Turnover From Developer Control
Anxieties amongst homeowners can run high at learning that their homeowners or condominium association will soon be going through turnover from developer-control. What is turnover, and what are its consequences?
Referred to as “turnover,” “transition” and “transfer of control” in the Florida HOA and Condominium Acts, this event is, essentially, an election with important consequences. Homeowners and condominium associations are governed by a board of directors which can vary in number. From the creation of an association until turnover, the developer of the association is entitled to appoint at least a majority of those directors, and thereby control the association. At turnover, the non-developer members are now entitled to elect a majority of the directors, and thereby the non-developer members acquire control of the association.
There are different events that trigger the requirement to hold a turnover election for HOAs and condominiums. Under the Condominium Act, the requirement to hold a turnover election is generally triggered upon the earlier of 3 years after 50% of the units have been conveyed to purchasers, 3 months after 90% of the units have been conveyed to purchasers, or 7 years after certain events that are generally associated with the initial creation of the condominium. In addition, under the right circumstances a turnover election can be triggered if the developer stops constructing or offering units for sale, the developer files a bankruptcy petition, or a receiver is appointed for the developer.
Under the HOA Act, the requirement to conduct a turnover election is generally triggered 3 months after 90% of the parcels have been conveyed, or earlier if an earlier date or event is provided in the governing documents. In addition, an HOA turnover election can, under certain circumstances, be triggered by a developer’s “abandonment” of its responsibility to maintain and complete the amenities or infrastructure, bankruptcy, receivership, and foreclosure. Notably absent from the HOA Act’s list of triggering events are events that involve the developer ceasing the sale of parcels (in the absence of some other triggering event) or an outside date (such as the 7-year period for condominiums) from the creation of the community. For that reason, the developer of an HOA can generally hold on to its control of the association for a much longer period than a condominium developer.

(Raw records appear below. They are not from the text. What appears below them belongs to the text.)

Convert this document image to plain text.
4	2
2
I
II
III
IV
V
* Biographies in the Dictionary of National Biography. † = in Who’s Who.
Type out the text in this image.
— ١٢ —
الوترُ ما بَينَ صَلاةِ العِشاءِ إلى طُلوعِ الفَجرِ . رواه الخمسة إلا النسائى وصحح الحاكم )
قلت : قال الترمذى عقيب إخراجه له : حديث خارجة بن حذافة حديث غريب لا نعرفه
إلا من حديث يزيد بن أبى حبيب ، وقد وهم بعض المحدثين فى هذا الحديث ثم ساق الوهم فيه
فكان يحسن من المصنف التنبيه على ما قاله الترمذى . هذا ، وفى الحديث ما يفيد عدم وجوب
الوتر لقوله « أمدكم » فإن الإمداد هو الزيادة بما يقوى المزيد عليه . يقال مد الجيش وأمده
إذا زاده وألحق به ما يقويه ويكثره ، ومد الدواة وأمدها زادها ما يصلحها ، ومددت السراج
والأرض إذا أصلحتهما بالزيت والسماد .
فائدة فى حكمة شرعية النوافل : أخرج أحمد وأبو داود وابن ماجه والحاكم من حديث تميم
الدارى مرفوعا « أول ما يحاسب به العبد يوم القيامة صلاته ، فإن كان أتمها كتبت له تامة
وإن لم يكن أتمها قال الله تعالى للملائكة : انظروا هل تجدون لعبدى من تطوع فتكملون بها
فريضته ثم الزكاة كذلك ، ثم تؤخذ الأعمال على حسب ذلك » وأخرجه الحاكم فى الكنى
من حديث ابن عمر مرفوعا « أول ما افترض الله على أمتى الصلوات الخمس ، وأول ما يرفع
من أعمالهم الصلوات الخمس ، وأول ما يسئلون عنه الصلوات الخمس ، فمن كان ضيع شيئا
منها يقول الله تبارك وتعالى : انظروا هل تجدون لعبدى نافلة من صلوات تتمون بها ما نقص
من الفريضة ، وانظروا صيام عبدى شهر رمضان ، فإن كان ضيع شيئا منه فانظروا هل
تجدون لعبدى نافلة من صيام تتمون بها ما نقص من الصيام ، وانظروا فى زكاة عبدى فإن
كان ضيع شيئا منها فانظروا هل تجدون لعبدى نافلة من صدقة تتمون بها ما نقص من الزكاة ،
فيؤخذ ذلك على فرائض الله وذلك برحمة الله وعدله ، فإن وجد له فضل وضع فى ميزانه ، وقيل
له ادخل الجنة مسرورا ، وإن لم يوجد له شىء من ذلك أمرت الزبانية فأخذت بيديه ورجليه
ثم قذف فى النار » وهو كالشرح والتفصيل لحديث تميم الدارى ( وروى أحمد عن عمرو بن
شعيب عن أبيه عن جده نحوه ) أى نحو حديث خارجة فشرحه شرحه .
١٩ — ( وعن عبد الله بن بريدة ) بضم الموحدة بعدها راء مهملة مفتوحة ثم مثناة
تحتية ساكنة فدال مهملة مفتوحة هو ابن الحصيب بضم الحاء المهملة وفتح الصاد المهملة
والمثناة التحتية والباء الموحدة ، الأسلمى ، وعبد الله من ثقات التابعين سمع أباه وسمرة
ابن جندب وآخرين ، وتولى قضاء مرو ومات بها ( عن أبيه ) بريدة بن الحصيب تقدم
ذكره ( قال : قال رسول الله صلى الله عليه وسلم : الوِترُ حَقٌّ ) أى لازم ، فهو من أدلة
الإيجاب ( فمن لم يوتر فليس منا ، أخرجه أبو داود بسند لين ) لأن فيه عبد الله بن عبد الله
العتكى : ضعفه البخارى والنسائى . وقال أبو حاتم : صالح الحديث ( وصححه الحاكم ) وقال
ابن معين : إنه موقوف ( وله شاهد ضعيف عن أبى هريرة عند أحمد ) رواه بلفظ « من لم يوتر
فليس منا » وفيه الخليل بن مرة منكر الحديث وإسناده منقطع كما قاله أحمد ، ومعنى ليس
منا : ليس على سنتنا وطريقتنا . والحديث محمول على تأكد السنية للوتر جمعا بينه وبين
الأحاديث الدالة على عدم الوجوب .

When turnover is triggered, a special election for a majority of the directors on the board is held in which only non-developer directors are entitled to run as candidates, and only non-developer members are entitled to vote, and the developer-appointed directors that previously filled those majority seats tender their resignations. The date of that election is the date of “turnover.”
The significance of turnover for both HOAs and condominiums is substantial. Within 90 days of turnover, the developer is required to deliver to the non-developer-controlled board of directors a host of items including all of the association’s funds and control thereof, personal property, contractor information, deeds to common area owned by the association, and all of the association’s official records.
For HOAs incorporated after December 31, 2007 and for condominiums, the developer is required to provide an audit of the financial records of the association from the date of incorporation of the association through the date of turnover. Further, for condominiums, the developer is required to provide a “turnover inspection report” under seal of an architect or engineer, that outlines the required maintenance, useful life, and replacement costs of certain common elements of the condominium.
Importantly, turnover is not an event which signals the end of an association’s opportunity to hold the developer liable for any failed obligations. Rather, turnover enables the non-developer-controlled board the opportunity to review the history of the operation of the community by the developer, determine whether the developer met its obligations with respect to such items as construction and financial funding, and pursue any claims the association may have against the developer.
A post-turnover board of directors should therefore review the items provided to it by the developer, determine whether any required items are missing, and evaluate, with the assistance of experts such as accountants, engineers and attorneys, whether there are any claims against the developer that should be pursued. Investigation of claims may require that the board conduct an audit of the financials or retain an engineer to investigate potential construction defects. Because there are varying warranties, construction requirements, and developer financial obligations that may apply to any particular community, and varying statutes of limitations that may apply to each, it is important for a board to consult with its legal counsel and experts on these issues as early in the process as possible.